Das Netzpaket von Bundeswirtschaftsministerin Katherina Reiche (CDU) ist kein Reformwerk zur Kostensenkung oder Modernisierung in Deutschlandgeschwindigkeit, sondern Stillstand mit Ankündigung. Zwar sind viele Ziele darin richtig und wohlklingend formuliert. Im Kern ist es aber vor allem eine Simulation von Entschlossenheit bei gleichzeitiger Modernisierungsverweigerung.

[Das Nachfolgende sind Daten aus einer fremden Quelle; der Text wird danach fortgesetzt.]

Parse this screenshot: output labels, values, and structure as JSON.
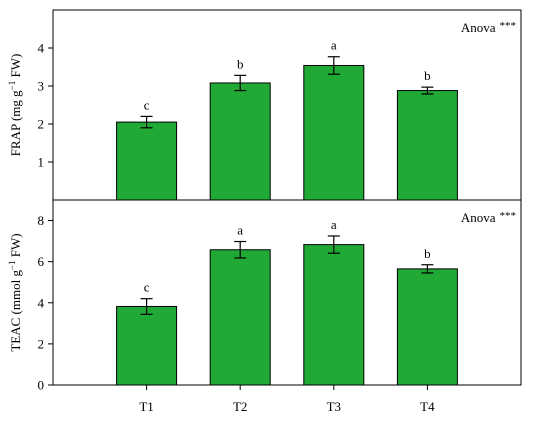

Und was plant die zuständige Ministerin? Sie erklärt die Energiewende zur Generalschuldigen und gießt Flüssiggas ins Feuer. Das sogenannte Netzpaket soll noch mehr Macht und Freiraum an jene übertragen, die seit Jahren strukturell überfordert sind und das System blockieren. Mehr Spielräume, mehr Ermessensfreiheit, weniger Verbindlichkeit. Und gleichzeitig mehr Kosten, Auflagen und Einschränkungen für Netzkunden wie Einspeiser und Speicher: Das ist kein Effizienzmanagement, das ist Sabotage. Wer die Kosten der Energiewende wirklich senken und das Leben für alle Netzkunden vereinfachen will, muss standardisieren, statt weiter zu fragmentieren. Einheitliche Technik und einheitliche Prozesse, klare Fristen und Rechte für all jene Unternehmen und Haushalte, die den Monopolen des Netzbetriebs heute hilflos gegenüberstehen.
Planwirtschaft ohne Plan
Die deutschen Stromverteilnetze genügen nicht mehr den Anforderungen eines modernen Industriestaats: zu wenig digitalisiert, zu starr, nicht leistungsfähig genug. Und Netzkunden scheinen in all dem nur eine Rolle zu spielen: zahlen zu müssen, koste es, was es wolle. Genau das zu ändern, verweigert Reiche. Stattdessen erklärt sie Kleinstaaterei zum Prinzip. Jeder Netzbetreiber darf weiterwursteln. Wer Pech hat, wartet. Wer zahlt, erhält vielleicht Anschluss. Das ist Planwirtschaft ohne Plan.
Der passende Vergleich ist brutal einfach. Stellen wir uns ein Land vor, in dem jede Kommune selbst entscheidet, wie Straßen aussehen, ob sie befahrbar sind und wer sie nutzen darf. An jeder (Stadt-)Grenze Schlagbaum und Chaos. Dauerstau. Wirtschaft mit Standgas. Und zur Entspannung der Situation reagiert die Verkehrsministerin mit Fahrverboten, anstatt den Flickenteppich abzuschaffen. Genau das passiert gerade beim Stromnetz.
Stromnetze sind Monopole. Kritische Infrastruktur. Sie dürfen nicht nach Gutsherrenart verwaltet werden. Wer dabei keine einheitlichen Regeln durchsetzt, sabotiert die Energiewende und den Industriestandort gleich mit. Milliarden versickern. Investitionen bleiben liegen.
In diesem Netzpaket steckt gleichwohl auch viel Richtiges. Der Präambel des Gesetzentwurfs kann man fast durchgängig zustimmen. Natürlich müssen der Netzausbau und Anlagenzubau von Erzeugern, Speichern und Verbrauchern besser synchronisiert werden. Die vorgeschlagene Schaffung digitaler Plattformen für Netzkunden ist da ein guter Weg. Doch mit solchen Maßnahmen simuliert das Netzpaket nach außen Tempo, während sein Kern die aktuellen Knoten in den deutschen Stromnetzen nur noch fester zieht.
Der Fehler steckt im Ansatz: Die bessere Synchronisierung der Energiewende darf nicht darin bestehen, alles gleich langsam zu machen. Bringen wir lieber alles auf Deutschlandgeschwindigkeit – mit einfachen Standards, Digitalisierung und endlich einem Fokus auf den Nutzen für die Kunden. Die zahlen schließlich die Netze.